Resnikoff has often consulted for the Safe Energy Communication Council. In the SECC Myth Busters #8, Resnikoff discusses low-level waste disposal and claims all present sites are contaminated or inadequate. This is consistent with other reports issued by his firm, Radioactive Waste Management, and comes as little surprise. Among the recommendations of the Myth Busters report authored by Resnikoff:

6) The production of "low-level" nuclear waste must be phased out in an orderly and economic manner by ending U.S. dependence on nuclear power as a source of energy.

7) The federal government, individual states, communities and utilities should significantly increase research, development and commercialization of safe, clean and affordable energy sources such as solar, wind, biomass, geothermal and solar hydrogen. The government's highest funding priority for meeting our nation's energy needs should be these renewable energy sources, energy efficiency and conservation. Many of these resources are cost-competitive and available today. [Myth Busters #8, Safe Energy Communication Council, summer 1992]
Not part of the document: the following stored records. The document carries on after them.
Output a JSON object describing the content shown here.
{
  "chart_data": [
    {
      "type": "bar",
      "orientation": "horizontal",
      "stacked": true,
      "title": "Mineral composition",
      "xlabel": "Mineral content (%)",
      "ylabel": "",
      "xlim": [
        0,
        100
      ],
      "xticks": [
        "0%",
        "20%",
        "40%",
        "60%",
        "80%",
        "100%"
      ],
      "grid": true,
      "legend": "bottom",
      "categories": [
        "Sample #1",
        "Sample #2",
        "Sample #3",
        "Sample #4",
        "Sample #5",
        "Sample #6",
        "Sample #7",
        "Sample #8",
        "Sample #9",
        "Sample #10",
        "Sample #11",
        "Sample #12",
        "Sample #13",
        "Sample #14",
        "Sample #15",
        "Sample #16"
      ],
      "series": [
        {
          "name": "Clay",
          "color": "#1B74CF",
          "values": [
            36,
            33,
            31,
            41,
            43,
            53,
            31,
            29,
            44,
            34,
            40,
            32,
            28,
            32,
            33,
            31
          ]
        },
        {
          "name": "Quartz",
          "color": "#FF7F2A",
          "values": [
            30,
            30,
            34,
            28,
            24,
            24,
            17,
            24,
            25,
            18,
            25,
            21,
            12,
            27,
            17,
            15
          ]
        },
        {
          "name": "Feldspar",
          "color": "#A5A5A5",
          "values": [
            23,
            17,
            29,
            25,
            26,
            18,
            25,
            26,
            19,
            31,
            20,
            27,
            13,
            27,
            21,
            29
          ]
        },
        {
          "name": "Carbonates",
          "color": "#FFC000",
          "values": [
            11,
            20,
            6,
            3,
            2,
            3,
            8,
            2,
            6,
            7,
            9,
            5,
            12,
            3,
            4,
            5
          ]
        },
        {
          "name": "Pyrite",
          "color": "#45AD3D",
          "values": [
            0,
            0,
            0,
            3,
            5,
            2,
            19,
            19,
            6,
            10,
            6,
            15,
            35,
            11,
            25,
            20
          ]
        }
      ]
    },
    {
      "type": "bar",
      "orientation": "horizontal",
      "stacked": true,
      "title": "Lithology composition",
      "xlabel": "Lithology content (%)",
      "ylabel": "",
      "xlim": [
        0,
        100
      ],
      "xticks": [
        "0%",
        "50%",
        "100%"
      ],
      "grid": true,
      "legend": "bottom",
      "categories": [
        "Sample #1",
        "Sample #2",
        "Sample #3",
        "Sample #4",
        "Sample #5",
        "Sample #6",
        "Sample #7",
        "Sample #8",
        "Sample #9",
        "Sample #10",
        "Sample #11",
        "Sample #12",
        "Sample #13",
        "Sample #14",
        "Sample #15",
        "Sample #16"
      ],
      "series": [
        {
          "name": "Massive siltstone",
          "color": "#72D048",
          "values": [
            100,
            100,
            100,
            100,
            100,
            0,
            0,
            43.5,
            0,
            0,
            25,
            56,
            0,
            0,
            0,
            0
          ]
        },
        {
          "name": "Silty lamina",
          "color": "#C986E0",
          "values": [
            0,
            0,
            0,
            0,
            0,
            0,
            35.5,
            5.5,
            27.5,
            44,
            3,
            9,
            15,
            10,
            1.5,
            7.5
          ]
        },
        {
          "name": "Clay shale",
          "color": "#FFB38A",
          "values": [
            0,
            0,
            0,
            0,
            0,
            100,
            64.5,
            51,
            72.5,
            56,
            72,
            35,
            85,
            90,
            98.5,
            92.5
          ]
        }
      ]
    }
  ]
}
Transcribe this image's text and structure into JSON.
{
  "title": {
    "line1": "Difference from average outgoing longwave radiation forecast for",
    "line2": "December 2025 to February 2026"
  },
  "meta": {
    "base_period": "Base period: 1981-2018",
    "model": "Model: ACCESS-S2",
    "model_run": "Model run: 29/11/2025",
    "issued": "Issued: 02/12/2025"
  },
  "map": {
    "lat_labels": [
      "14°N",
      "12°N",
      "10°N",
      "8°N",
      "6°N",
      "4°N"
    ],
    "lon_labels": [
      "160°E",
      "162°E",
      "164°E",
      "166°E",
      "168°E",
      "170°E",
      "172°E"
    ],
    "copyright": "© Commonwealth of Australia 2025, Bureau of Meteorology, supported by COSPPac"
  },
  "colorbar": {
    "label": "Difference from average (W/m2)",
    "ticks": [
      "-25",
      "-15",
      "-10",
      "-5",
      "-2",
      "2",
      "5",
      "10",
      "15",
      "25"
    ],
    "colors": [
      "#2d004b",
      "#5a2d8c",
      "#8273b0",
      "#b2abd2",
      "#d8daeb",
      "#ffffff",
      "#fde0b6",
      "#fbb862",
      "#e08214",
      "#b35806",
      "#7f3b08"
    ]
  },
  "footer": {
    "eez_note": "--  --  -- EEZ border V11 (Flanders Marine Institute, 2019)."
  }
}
Resnikoff appears to be an absolutist in regard to utilizing solar energy in place of nuclear energy technology. However, Marvin Resnikoff has been remarkably short in suggesting practical solutions to the nuclear waste problem beyond leaving the waste aboveground for future generations. Similarly, Lindsay Audin is in essence a technical librarian and has no hands-on experience with nuclear shipping casks, though claiming to be an expert in cask design deficiencies.

The glaring problem for the environmental movement is that they have not been part of real world demonstration projects that give evidence that their utopian solar theories produce practical solutions to disposal problems.